DermayuMagz.com – Menteri Dalam Negeri (Mendagri) menegaskan komitmen pemerintah dalam menjaga integritas di lingkungan Institut Pemerintahan Dalam Negeri (IPDN). Dalam arahannya di hadapan Praja Utama Angkatan XXXIII, Mendagri menekankan pentingnya mempertahankan sistem rekrutmen yang bersih, transparan, dan bebas dari praktik suap atau “bayar-membayar”.

Pernyataan tersebut disampaikan langsung oleh Mendagri saat memberikan pembekalan di Gedung Balairung Rudini, IPDN Jatinangor, Kabupaten Sumedang, Jawa Barat, pada Rabu (22/7/2026). Ia menekankan bahwa kualitas sebuah lembaga sangat bergantung pada proses seleksi sumber daya manusianya.

“Rekrutmen yang salah menyumbang 60 persen kegagalan. Rekrutmen yang benar menyumbang 60 persen keberhasilan organisasi,” ujar Mendagri di hadapan civitas academica IPDN.

Mendagri memberikan peringatan keras bahwa dirinya tidak akan memberi toleransi terhadap segala bentuk kecurangan dalam proses rekrutmen calon praja. Menurutnya, praktik suap tidak hanya mencederai nilai keadilan, tetapi juga berdampak buruk bagi keberlangsungan dan profesionalisme institusi pendidikan kepamongprajaan di masa depan.

“Saya tidak mau ada bayar membayar, kalau ada pasti akan saya tindak tegas. Tidak ada bermain seperti itu karena akan merugikan organisasi,” tegasnya.

Sebagai bentuk komitmen terhadap transparansi, Mendagri sempat melakukan sesi interaksi langsung dengan 10 calon wisudawan terbaik di atas panggung. Ia berbincang dengan para praja untuk menggali latar belakang mereka, yang sekaligus menjadi pembuktian bahwa IPDN kini terbuka bagi seluruh lapisan masyarakat tanpa memandang status sosial.

Mendagri mengungkapkan rasa bangganya melihat keragaman latar belakang para lulusan.
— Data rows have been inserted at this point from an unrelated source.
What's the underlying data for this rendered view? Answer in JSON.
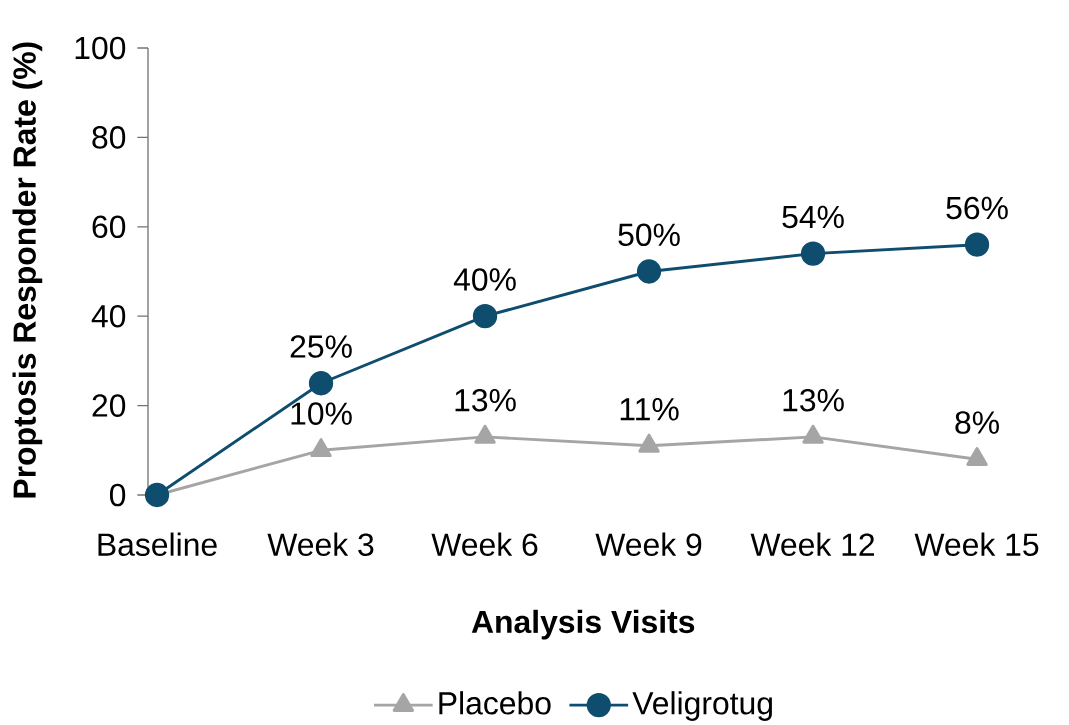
{
  "chart_data": {
    "type": "line",
    "xlabel": "Analysis Visits",
    "ylabel": "Proptosis Responder Rate (%)",
    "categories": [
      "Baseline",
      "Week 3",
      "Week 6",
      "Week 9",
      "Week 12",
      "Week 15"
    ],
    "ylim": [
      0,
      100
    ],
    "yticks": [
      0,
      20,
      40,
      60,
      80,
      100
    ],
    "legend": "bottom",
    "series": [
      {
        "name": "Placebo",
        "color": "#a5a5a5",
        "marker": "triangle",
        "values": [
          0,
          10,
          13,
          11,
          13,
          8
        ],
        "value_labels": [
          null,
          "10%",
          "13%",
          "11%",
          "13%",
          "8%"
        ]
      },
      {
        "name": "Veligrotug",
        "color": "#0f4d6f",
        "marker": "circle",
        "values": [
          0,
          25,
          40,
          50,
          54,
          56
        ],
        "value_labels": [
          null,
          "25%",
          "40%",
          "50%",
          "54%",
          "56%"
        ]
      }
    ]
  }
}
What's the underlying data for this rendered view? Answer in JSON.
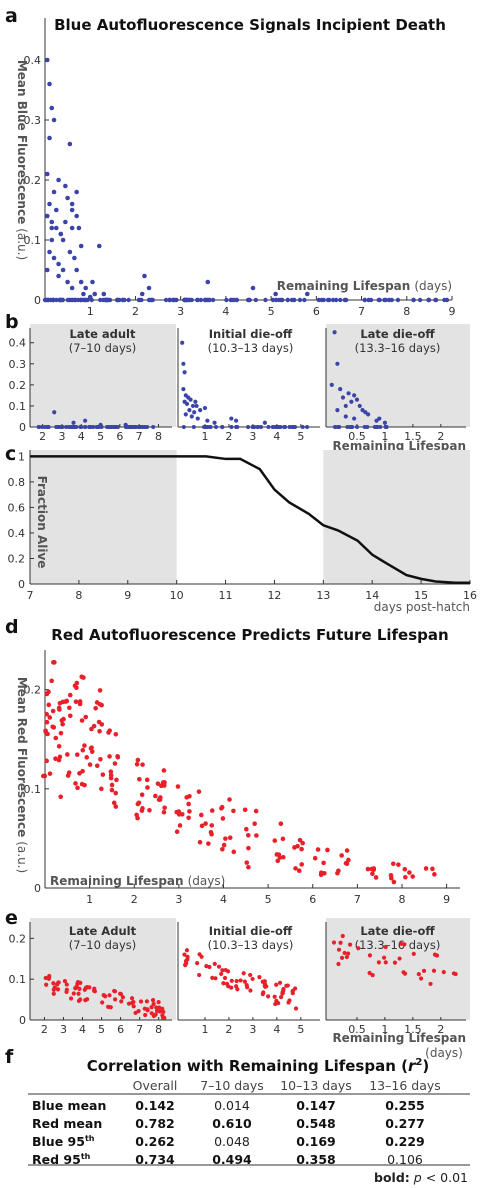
{
  "panel_a": {
    "letter": "a",
    "title": "Blue Autofluorescence Signals Incipient Death",
    "ylabel_bold": "Mean Blue Fluorescence",
    "ylabel_unit": "(a.u.)",
    "xlabel_bold": "Remaining Lifespan",
    "xlabel_unit": "(days)"
  },
  "panel_b": {
    "letter": "b",
    "sub1_title": "Late adult",
    "sub1_range": "(7–10 days)",
    "sub2_title": "Initial die-off",
    "sub2_range": "(10.3–13 days)",
    "sub3_title": "Late die-off",
    "sub3_range": "(13.3–16 days)",
    "xlabel_bold": "Remaining Lifespan",
    "xlabel_unit": "(days)"
  },
  "panel_c": {
    "letter": "c",
    "ylabel": "Fraction Alive",
    "xlabel": "days post-hatch"
  },
  "panel_d": {
    "letter": "d",
    "title": "Red Autofluorescence Predicts Future Lifespan",
    "ylabel_bold": "Mean Red Fluorescence",
    "ylabel_unit": "(a.u.)",
    "xlabel_bold": "Remaining Lifespan",
    "xlabel_unit": "(days)"
  },
  "panel_e": {
    "letter": "e",
    "sub1_title": "Late Adult",
    "sub1_range": "(7–10 days)",
    "sub2_title": "Initial die-off",
    "sub2_range": "(10.3–13 days)",
    "sub3_title": "Late die-off",
    "sub3_range": "(13.3–16 days)",
    "xlabel_bold": "Remaining Lifespan",
    "xlabel_unit": "(days)"
  },
  "panel_f": {
    "letter": "f",
    "title": "Correlation with Remaining Lifespan (",
    "title_r": "r",
    "title_sup": "2",
    "title_close": ")",
    "columns": [
      "Overall",
      "7–10 days",
      "10–13 days",
      "13–16 days"
    ],
    "rows": [
      {
        "label": "Blue mean",
        "sup": "",
        "values": [
          "0.142",
          "0.014",
          "0.147",
          "0.255"
        ],
        "bold": [
          true,
          false,
          true,
          true
        ]
      },
      {
        "label": "Red mean",
        "sup": "",
        "values": [
          "0.782",
          "0.610",
          "0.548",
          "0.277"
        ],
        "bold": [
          true,
          true,
          true,
          true
        ]
      },
      {
        "label": "Blue 95",
        "sup": "th",
        "values": [
          "0.262",
          "0.048",
          "0.169",
          "0.229"
        ],
        "bold": [
          true,
          false,
          true,
          true
        ]
      },
      {
        "label": "Red 95",
        "sup": "th",
        "values": [
          "0.734",
          "0.494",
          "0.358",
          "0.106"
        ],
        "bold": [
          true,
          true,
          true,
          false
        ]
      }
    ],
    "footnote_bold": "bold:",
    "footnote_p": "p",
    "footnote_rest": " < 0.01"
  },
  "colors": {
    "blue": "#3b44a8",
    "red": "#e8202a",
    "gray": "#e3e3e3",
    "line": "#111111"
  },
  "chart_data": [
    {
      "id": "a",
      "type": "scatter",
      "title": "Blue Autofluorescence Signals Incipient Death",
      "xlabel": "Remaining Lifespan (days)",
      "ylabel": "Mean Blue Fluorescence (a.u.)",
      "xlim": [
        0,
        9
      ],
      "ylim": [
        0,
        0.47
      ],
      "xticks": [
        1,
        2,
        3,
        4,
        5,
        6,
        7,
        8,
        9
      ],
      "yticks": [
        0,
        0.1,
        0.2,
        0.3,
        0.4
      ],
      "ytick_labels": [
        "0",
        "0.1",
        "0.2",
        "0.3",
        "0.4"
      ],
      "points": [
        [
          0.05,
          0.4
        ],
        [
          0.1,
          0.36
        ],
        [
          0.15,
          0.32
        ],
        [
          0.1,
          0.27
        ],
        [
          0.2,
          0.3
        ],
        [
          0.55,
          0.26
        ],
        [
          0.3,
          0.2
        ],
        [
          0.05,
          0.21
        ],
        [
          0.1,
          0.16
        ],
        [
          0.2,
          0.18
        ],
        [
          0.05,
          0.14
        ],
        [
          0.15,
          0.13
        ],
        [
          0.25,
          0.12
        ],
        [
          0.35,
          0.11
        ],
        [
          0.45,
          0.19
        ],
        [
          0.5,
          0.17
        ],
        [
          0.6,
          0.16
        ],
        [
          0.7,
          0.18
        ],
        [
          0.4,
          0.1
        ],
        [
          0.6,
          0.12
        ],
        [
          0.75,
          0.12
        ],
        [
          0.8,
          0.09
        ],
        [
          0.55,
          0.08
        ],
        [
          0.65,
          0.07
        ],
        [
          0.3,
          0.06
        ],
        [
          0.4,
          0.05
        ],
        [
          0.7,
          0.05
        ],
        [
          0.1,
          0.08
        ],
        [
          0.2,
          0.07
        ],
        [
          0.3,
          0.04
        ],
        [
          0.5,
          0.03
        ],
        [
          0.6,
          0.02
        ],
        [
          0.8,
          0.03
        ],
        [
          0.9,
          0.02
        ],
        [
          1.1,
          0.01
        ],
        [
          1.2,
          0.09
        ],
        [
          1.3,
          0.01
        ],
        [
          0.15,
          0.1
        ],
        [
          0.25,
          0.15
        ],
        [
          0.05,
          0.05
        ],
        [
          0.7,
          0.14
        ],
        [
          1.05,
          0.03
        ],
        [
          2.2,
          0.04
        ],
        [
          2.3,
          0.02
        ],
        [
          2.15,
          0.01
        ],
        [
          3.6,
          0.03
        ],
        [
          4.6,
          0.02
        ],
        [
          5.1,
          0.01
        ],
        [
          5.8,
          0.01
        ],
        [
          0.35,
          0.11
        ],
        [
          0.15,
          0.12
        ],
        [
          0.6,
          0.15
        ],
        [
          0.85,
          0.01
        ],
        [
          1.0,
          0.005
        ],
        [
          0.45,
          0.13
        ]
      ],
      "baseline_points_note": "many points at 0"
    },
    {
      "id": "b",
      "type": "scatter",
      "subplots": [
        {
          "title": "Late adult",
          "range": "(7–10 days)",
          "xticks": [
            2,
            3,
            4,
            5,
            6,
            7,
            8
          ],
          "xlim": [
            1.5,
            8.7
          ],
          "points": [
            [
              2.6,
              0.07
            ],
            [
              3.6,
              0.02
            ],
            [
              4.2,
              0.03
            ],
            [
              5.0,
              0.01
            ],
            [
              6.3,
              0.01
            ]
          ]
        },
        {
          "title": "Initial die-off",
          "range": "(10.3–13 days)",
          "xticks": [
            1,
            2,
            3,
            4,
            5
          ],
          "xlim": [
            0,
            5.8
          ],
          "points": [
            [
              0.05,
              0.4
            ],
            [
              0.1,
              0.3
            ],
            [
              0.15,
              0.26
            ],
            [
              0.1,
              0.18
            ],
            [
              0.2,
              0.15
            ],
            [
              0.3,
              0.14
            ],
            [
              0.4,
              0.13
            ],
            [
              0.25,
              0.11
            ],
            [
              0.5,
              0.1
            ],
            [
              0.6,
              0.12
            ],
            [
              0.35,
              0.08
            ],
            [
              0.55,
              0.07
            ],
            [
              0.8,
              0.08
            ],
            [
              1.0,
              0.09
            ],
            [
              1.1,
              0.03
            ],
            [
              0.7,
              0.04
            ],
            [
              0.45,
              0.05
            ],
            [
              2.1,
              0.04
            ],
            [
              2.3,
              0.03
            ],
            [
              0.2,
              0.06
            ],
            [
              0.65,
              0.1
            ],
            [
              0.15,
              0.12
            ],
            [
              3.5,
              0.02
            ],
            [
              1.4,
              0.02
            ]
          ]
        },
        {
          "title": "Late die-off",
          "range": "(13.3–16 days)",
          "xticks": [
            0.5,
            1,
            1.5,
            2
          ],
          "xticks_labels": [
            "0.5",
            "1",
            "1.5",
            "2"
          ],
          "xlim": [
            0,
            2.45
          ],
          "points": [
            [
              0.1,
              0.45
            ],
            [
              0.15,
              0.3
            ],
            [
              0.05,
              0.2
            ],
            [
              0.2,
              0.18
            ],
            [
              0.25,
              0.14
            ],
            [
              0.3,
              0.1
            ],
            [
              0.35,
              0.16
            ],
            [
              0.4,
              0.12
            ],
            [
              0.45,
              0.15
            ],
            [
              0.5,
              0.13
            ],
            [
              0.55,
              0.1
            ],
            [
              0.6,
              0.08
            ],
            [
              0.65,
              0.07
            ],
            [
              0.7,
              0.06
            ],
            [
              0.15,
              0.08
            ],
            [
              0.3,
              0.05
            ],
            [
              0.45,
              0.04
            ],
            [
              0.85,
              0.03
            ],
            [
              0.9,
              0.04
            ],
            [
              1.0,
              0.02
            ]
          ]
        }
      ],
      "ylim": [
        0,
        0.47
      ],
      "yticks": [
        0,
        0.1,
        0.2,
        0.3,
        0.4
      ],
      "xlabel": "Remaining Lifespan (days)"
    },
    {
      "id": "c",
      "type": "line",
      "ylabel": "Fraction Alive",
      "xlabel": "days post-hatch",
      "xlim": [
        7,
        16
      ],
      "ylim": [
        0,
        1.05
      ],
      "xticks": [
        7,
        8,
        9,
        10,
        11,
        12,
        13,
        14,
        15,
        16
      ],
      "yticks": [
        0,
        0.2,
        0.4,
        0.6,
        0.8,
        1
      ],
      "x": [
        7,
        10,
        10.6,
        11,
        11.3,
        11.7,
        12,
        12.3,
        12.7,
        13,
        13.3,
        13.7,
        14,
        14.3,
        14.7,
        15,
        15.3,
        15.7,
        16
      ],
      "y": [
        1,
        1,
        1,
        0.98,
        0.98,
        0.9,
        0.74,
        0.64,
        0.55,
        0.46,
        0.42,
        0.34,
        0.23,
        0.16,
        0.07,
        0.04,
        0.02,
        0.01,
        0.01
      ],
      "shaded_x_ranges": [
        [
          7,
          10
        ],
        [
          13,
          16
        ]
      ]
    },
    {
      "id": "d",
      "type": "scatter",
      "title": "Red Autofluorescence Predicts Future Lifespan",
      "xlabel": "Remaining Lifespan (days)",
      "ylabel": "Mean Red Fluorescence (a.u.)",
      "xlim": [
        0,
        9.3
      ],
      "ylim": [
        0,
        0.24
      ],
      "xticks": [
        1,
        2,
        3,
        4,
        5,
        6,
        7,
        8,
        9
      ],
      "yticks": [
        0,
        0.1,
        0.2
      ],
      "generated_note": "values clustered by column; decreasing trend",
      "clusters": [
        {
          "x": 0.1,
          "ymin": 0.11,
          "ymax": 0.23,
          "n": 22
        },
        {
          "x": 0.45,
          "ymin": 0.09,
          "ymax": 0.2,
          "n": 20
        },
        {
          "x": 0.8,
          "ymin": 0.1,
          "ymax": 0.22,
          "n": 20
        },
        {
          "x": 1.15,
          "ymin": 0.1,
          "ymax": 0.2,
          "n": 18
        },
        {
          "x": 1.55,
          "ymin": 0.08,
          "ymax": 0.16,
          "n": 16
        },
        {
          "x": 2.2,
          "ymin": 0.07,
          "ymax": 0.13,
          "n": 14
        },
        {
          "x": 2.6,
          "ymin": 0.06,
          "ymax": 0.12,
          "n": 12
        },
        {
          "x": 3.1,
          "ymin": 0.05,
          "ymax": 0.11,
          "n": 12
        },
        {
          "x": 3.6,
          "ymin": 0.04,
          "ymax": 0.1,
          "n": 10
        },
        {
          "x": 4.1,
          "ymin": 0.03,
          "ymax": 0.09,
          "n": 10
        },
        {
          "x": 4.6,
          "ymin": 0.02,
          "ymax": 0.08,
          "n": 9
        },
        {
          "x": 5.2,
          "ymin": 0.02,
          "ymax": 0.065,
          "n": 8
        },
        {
          "x": 5.7,
          "ymin": 0.015,
          "ymax": 0.05,
          "n": 8
        },
        {
          "x": 6.2,
          "ymin": 0.01,
          "ymax": 0.045,
          "n": 7
        },
        {
          "x": 6.7,
          "ymin": 0.01,
          "ymax": 0.04,
          "n": 7
        },
        {
          "x": 7.3,
          "ymin": 0.005,
          "ymax": 0.035,
          "n": 6
        },
        {
          "x": 7.8,
          "ymin": 0.005,
          "ymax": 0.03,
          "n": 5
        },
        {
          "x": 8.2,
          "ymin": 0.005,
          "ymax": 0.025,
          "n": 4
        },
        {
          "x": 8.6,
          "ymin": 0.01,
          "ymax": 0.02,
          "n": 3
        }
      ]
    },
    {
      "id": "e",
      "type": "scatter",
      "ylim": [
        0,
        0.24
      ],
      "yticks": [
        0,
        0.1,
        0.2
      ],
      "xlabel": "Remaining Lifespan (days)",
      "subplots": [
        {
          "title": "Late Adult",
          "range": "(7–10 days)",
          "xticks": [
            2,
            3,
            4,
            5,
            6,
            7,
            8
          ],
          "xlim": [
            1.4,
            8.7
          ],
          "trend": {
            "x0": 2,
            "y0": 0.09,
            "x1": 8.3,
            "y1": 0.02,
            "n": 80,
            "spread": 0.025
          }
        },
        {
          "title": "Initial die-off",
          "range": "(10.3–13 days)",
          "xticks": [
            1,
            2,
            3,
            4,
            5
          ],
          "xlim": [
            0,
            5.8
          ],
          "trend": {
            "x0": 0.1,
            "y0": 0.15,
            "x1": 4.8,
            "y1": 0.05,
            "n": 70,
            "spread": 0.03
          }
        },
        {
          "title": "Late die-off",
          "range": "(13.3–16 days)",
          "xticks": [
            0.5,
            1,
            1.5,
            2
          ],
          "xlim": [
            0,
            2.45
          ],
          "trend": {
            "x0": 0.05,
            "y0": 0.17,
            "x1": 2.3,
            "y1": 0.12,
            "n": 35,
            "spread": 0.045
          }
        }
      ]
    }
  ]
}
Ia mencatat bahwa banyak dari mereka yang berhasil meraih prestasi gemilang berasal dari keluarga sederhana atau yang ia sebut sebagai kelompok ekonomi menengah ke bawah (low middle class).

“Saya merasa bangga dengan IPDN, artinya proses belajar-mengajarnya benar. Ada anaknya buruh, ada orang kecil, ada yang TNI-Polri tetapi tidak tinggi, artinya masuk dalam low middle class tetapi bisa menjadi juara di sini,” lanjutnya.

Fenomena ini, menurut Mendagri, merupakan bukti bahwa sistem seleksi yang murni dan objektif telah berjalan dengan baik. Ia teringat pada momen wisuda tahun sebelumnya, di mana sebagian besar lulusan terbaik juga berasal dari latar belakang ekonomi yang serupa, yang semakin meyakinkannya bahwa tidak ada ruang bagi praktik sogok-menyogok di IPDN.

Tahun ini, IPDN dijadwalkan akan mewisuda dan melantik sebanyak 1.204 praja. Berikut adalah rincian profil singkat para wisudawan yang akan dilantik:

  • Total Wisudawan: 1.204 orang.
  • Komposisi Gender: 728 praja laki-laki dan 476 praja perempuan.
  • Asal Daerah: Tersebar dari berbagai provinsi di seluruh Indonesia.

Keberhasilan sistem rekrutmen ini diharapkan dapat terus dipertahankan guna mencetak kader-kader aparatur sipil negara yang berintegritas tinggi, kompeten, dan memiliki semangat pengabdian yang tulus bagi bangsa dan negara.